PHP library for Mojang's Yggdrasil authentication system.

Yggdrasil.php

<?php

class Yggdrasil {
    private $server = 'https://authserver.mojang.com';

    private $client_token = null;

    private $username = null;
    private $access_token = null;

    // Construct a new instance for the given username, with optional client token and access token.
    // Client token can be null, but this will invalidate all other sessions for this user once
    // successfully authenticated.
    public function Yggdrasil($username, $client_token = null, $access_token = null) {
        $this->username = $username;
        $this->client_token = $client_token;
        $this->access_token = $access_token;
    }

    // Get/set the client token.
    public function client_token($client_token = null) {
        if ($client_token != null)
            $this->client_token = $client_token;

        return $this->client_token;
    }

    // Get/set the access token.
    public function access_token($access_token = null) {
        if ($access_token != null)
            $this->access_token = $access_token;

        return $this->access_token;
    }

    // Used internally to dispatch requests.
    private function dispatch($uri, $data) {
        return json_decode(
            @file_get_contents(
                $this->server . $uri,
                false,
                stream_context_create(array(
                    'http' => array(
                        'method' => 'POST',
                        'header' => 'Content-Type: application/json' . PHP_EOL,
                        'content' => json_encode($data)
                    )
                ))
            ),
            true
        );
    }

    // Get an access token.
    // http://wiki.vg/Authentication#Authenticate
    public function authenticate($password) {
        $result = $this->dispatch('/authenticate', array(
            'clientToken' => $this->client_token,

            'agent' => array(
                'name' => 'Minecraft',
                'version' => 1
            ),

            'username' => $this->username,
            'password' => $password
        ));

        $this->client_token = $result['clientToken'];
        $this->access_token = $result['accessToken'];

        return $result;
    }

    // Refresh an access token. Can also be used to validate an access token.
    // http://wiki.vg/Authentication#Refresh
    public function refresh() {
        $result = $this->dispatch('/refresh', array(
            'clientToken' => $this->client_token,

            'accessToken' => $this->access_token
        ));

        $this->access_token = $result['accessToken'];

        return $result;
    }

    // Check if an access token is the newest one associated with this account.
    // http://wiki.vg/Authentication#Validate
    public function validate() {
        return $this->dispatch('/validate', array(
            'accessToken' => $this->access_token
        ));
    }

    // Invalidate all access tokens associated with this account.
    // http://wiki.vg/Authentication#Signout
    public function signout($password) {
        return $this->dispatch('/signout', array(
            'username' => $this->username,
            'password' => $password
        ));
    }

    // Invalidate our access token.
    // http://wiki.vg/Authentication#Invalidate
    public function invalidate() {
        return $this->dispatch('/invalidate', array(
            'clientToken' => $this->client_token,

            'accessToken' => $this->access_token
        ));
    }

    // Which variables to keep when serialized.
    public function __sleep() {
        return array(
            'client_token',
            'username',
            'access_token'
        );
    }

    // What to do when unserialized.
    public function __wakeup() {
        
    }
}

at the end, has to added a "?>"

There is a typo on line 112 for $this->accessToken. It should be $this->access_token.

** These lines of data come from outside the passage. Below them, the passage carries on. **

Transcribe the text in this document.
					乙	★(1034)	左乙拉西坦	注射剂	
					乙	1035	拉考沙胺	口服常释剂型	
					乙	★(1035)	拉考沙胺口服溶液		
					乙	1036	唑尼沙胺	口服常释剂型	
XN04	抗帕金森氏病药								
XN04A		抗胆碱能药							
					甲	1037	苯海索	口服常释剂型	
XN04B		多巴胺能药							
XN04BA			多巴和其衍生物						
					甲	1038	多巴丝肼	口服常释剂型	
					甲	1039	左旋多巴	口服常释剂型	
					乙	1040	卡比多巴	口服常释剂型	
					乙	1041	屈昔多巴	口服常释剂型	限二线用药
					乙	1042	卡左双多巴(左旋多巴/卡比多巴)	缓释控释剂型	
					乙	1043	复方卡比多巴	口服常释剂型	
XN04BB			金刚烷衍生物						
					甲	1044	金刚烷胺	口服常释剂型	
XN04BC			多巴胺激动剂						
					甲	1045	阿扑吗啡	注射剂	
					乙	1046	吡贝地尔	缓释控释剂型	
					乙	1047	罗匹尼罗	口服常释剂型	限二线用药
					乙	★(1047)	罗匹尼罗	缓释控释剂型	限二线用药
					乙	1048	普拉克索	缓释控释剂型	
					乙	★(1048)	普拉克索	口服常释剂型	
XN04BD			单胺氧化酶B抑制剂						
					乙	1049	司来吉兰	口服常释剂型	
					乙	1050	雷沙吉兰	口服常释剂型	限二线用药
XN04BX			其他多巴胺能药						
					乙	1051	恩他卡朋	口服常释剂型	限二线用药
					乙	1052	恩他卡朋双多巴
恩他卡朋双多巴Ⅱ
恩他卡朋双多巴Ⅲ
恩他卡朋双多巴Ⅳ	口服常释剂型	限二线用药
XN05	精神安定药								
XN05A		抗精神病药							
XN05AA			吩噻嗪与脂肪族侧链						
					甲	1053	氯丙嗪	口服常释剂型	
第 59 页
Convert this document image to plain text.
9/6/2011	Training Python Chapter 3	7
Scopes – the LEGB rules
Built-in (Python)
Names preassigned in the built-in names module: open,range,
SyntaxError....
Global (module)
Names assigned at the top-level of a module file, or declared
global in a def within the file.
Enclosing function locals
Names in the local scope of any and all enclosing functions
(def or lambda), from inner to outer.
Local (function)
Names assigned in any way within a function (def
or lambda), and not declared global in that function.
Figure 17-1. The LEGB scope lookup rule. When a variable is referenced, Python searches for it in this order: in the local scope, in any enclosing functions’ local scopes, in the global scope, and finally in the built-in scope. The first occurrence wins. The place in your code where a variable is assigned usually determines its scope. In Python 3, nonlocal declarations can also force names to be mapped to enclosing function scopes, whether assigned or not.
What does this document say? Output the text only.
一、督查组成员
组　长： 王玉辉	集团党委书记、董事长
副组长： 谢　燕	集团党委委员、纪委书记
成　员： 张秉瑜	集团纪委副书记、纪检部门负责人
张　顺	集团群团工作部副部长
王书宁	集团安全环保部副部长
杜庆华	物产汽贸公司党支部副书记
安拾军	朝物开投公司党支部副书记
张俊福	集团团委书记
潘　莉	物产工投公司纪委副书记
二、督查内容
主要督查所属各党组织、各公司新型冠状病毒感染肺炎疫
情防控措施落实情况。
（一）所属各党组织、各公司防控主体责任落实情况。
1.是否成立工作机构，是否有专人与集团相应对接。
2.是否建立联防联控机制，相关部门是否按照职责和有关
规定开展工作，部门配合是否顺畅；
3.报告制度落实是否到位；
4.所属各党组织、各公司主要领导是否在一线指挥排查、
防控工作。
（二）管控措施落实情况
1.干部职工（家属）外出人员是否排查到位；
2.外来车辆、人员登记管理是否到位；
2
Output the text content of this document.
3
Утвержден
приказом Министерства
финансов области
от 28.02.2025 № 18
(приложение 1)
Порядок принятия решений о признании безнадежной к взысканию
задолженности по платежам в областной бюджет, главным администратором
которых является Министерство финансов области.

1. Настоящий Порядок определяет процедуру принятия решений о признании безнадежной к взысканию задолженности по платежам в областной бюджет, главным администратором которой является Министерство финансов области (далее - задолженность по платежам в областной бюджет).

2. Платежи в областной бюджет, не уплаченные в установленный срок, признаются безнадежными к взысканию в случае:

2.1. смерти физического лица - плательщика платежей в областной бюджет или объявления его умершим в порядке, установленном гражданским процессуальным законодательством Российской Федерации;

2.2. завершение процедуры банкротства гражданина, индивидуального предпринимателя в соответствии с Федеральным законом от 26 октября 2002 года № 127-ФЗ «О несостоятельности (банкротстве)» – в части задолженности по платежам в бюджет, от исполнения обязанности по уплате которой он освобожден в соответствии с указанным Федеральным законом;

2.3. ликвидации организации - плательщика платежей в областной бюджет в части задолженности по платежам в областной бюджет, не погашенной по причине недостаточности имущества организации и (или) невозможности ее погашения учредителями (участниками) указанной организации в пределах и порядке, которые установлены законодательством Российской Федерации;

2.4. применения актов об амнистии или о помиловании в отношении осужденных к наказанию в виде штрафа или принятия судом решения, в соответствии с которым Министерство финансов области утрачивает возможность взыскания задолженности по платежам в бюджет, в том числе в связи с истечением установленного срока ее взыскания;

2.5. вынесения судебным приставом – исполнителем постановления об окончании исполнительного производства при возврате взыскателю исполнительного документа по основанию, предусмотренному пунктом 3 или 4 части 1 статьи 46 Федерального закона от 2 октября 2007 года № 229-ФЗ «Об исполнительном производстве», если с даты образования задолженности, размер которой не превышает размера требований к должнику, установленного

Also, the validate() function will always return false as the response you get from the Mojang API is an empty string on success. And when an invalid client token is given, you will receive a 403 error. Again, without any data.

Someone know if this still works?

@Warthelm Keen eye ;) I've not been using those functions myself, so never noticed. This Gist was created before the code was tested. The typo in invalidate() has been fixed, and I suggest you use refresh() to validate tokens.